Born in London, raised in Ghana, Kwame Anthony Appiah received his PhD from Clare College, Cambridge, and currently is a Professor with the NYU Department of Philosophy and the NYU School of Law.
Appiah, is a philosopher who has dedicated his life to understanding the ever-evolving complexities of identity in the modern world.
As a mixed-race, LGBTQ man living as an immigrant in the USA, who has lived in both Europe and Africa — identity is something Appiah has had to ponder a lot.
He may be best known for his work on cosmopolitanism, a philosophy that holds all human beings as members of a single, global community.
Because Appiah is a cosmopolitan (meaning “citizen of the world”), he believes we have just as much moral responsibility to our neighbours as we do those halfway across the world.
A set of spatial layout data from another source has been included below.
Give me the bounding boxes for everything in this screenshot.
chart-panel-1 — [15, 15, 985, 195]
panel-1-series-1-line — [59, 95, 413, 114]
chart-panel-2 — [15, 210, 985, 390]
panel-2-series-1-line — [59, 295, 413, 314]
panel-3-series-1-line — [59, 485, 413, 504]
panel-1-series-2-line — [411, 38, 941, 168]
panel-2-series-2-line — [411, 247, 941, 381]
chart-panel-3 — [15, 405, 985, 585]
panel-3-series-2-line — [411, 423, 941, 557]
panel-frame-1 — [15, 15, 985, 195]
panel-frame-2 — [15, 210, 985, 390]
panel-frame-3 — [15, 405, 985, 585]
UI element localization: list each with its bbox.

With a culturally-mixed background and a refreshingly sharp intellect around the construction of race, in his books, Color Conscious: The Political Morality of Race (1996) and The Ethics of Identity (2005), Appiah has approached the concept of “biological race” as conceptually problematic and argues that such notions of group identity like race, religion, gender, and sexuality harm the individual by oversimplifying their identity and constraining their freedom.
Appiah’s most recent book, The Lies That Bind (2018), does not deny the importance of a grounded identity, and the necessity of protecting vulnerable groups. Rather he reminds us that identities are inventions dependent on circumstances and subject to change over time.
In 2012, Appiah was awarded the National Humanities Medal by then President Barack Obama.
A stimulating and trusted voice, he writes weekly for the “Ethicist” column for The New York Times and was the chair of judges for the 2018 Man Booker Prize.
Tags: Equality, identity, Race
“The challenge, then, is to take minds and hearts formed over the long millennia of living in local troops and equip them with ideas and institutions that will allow us to live together as the global tribe we have become.”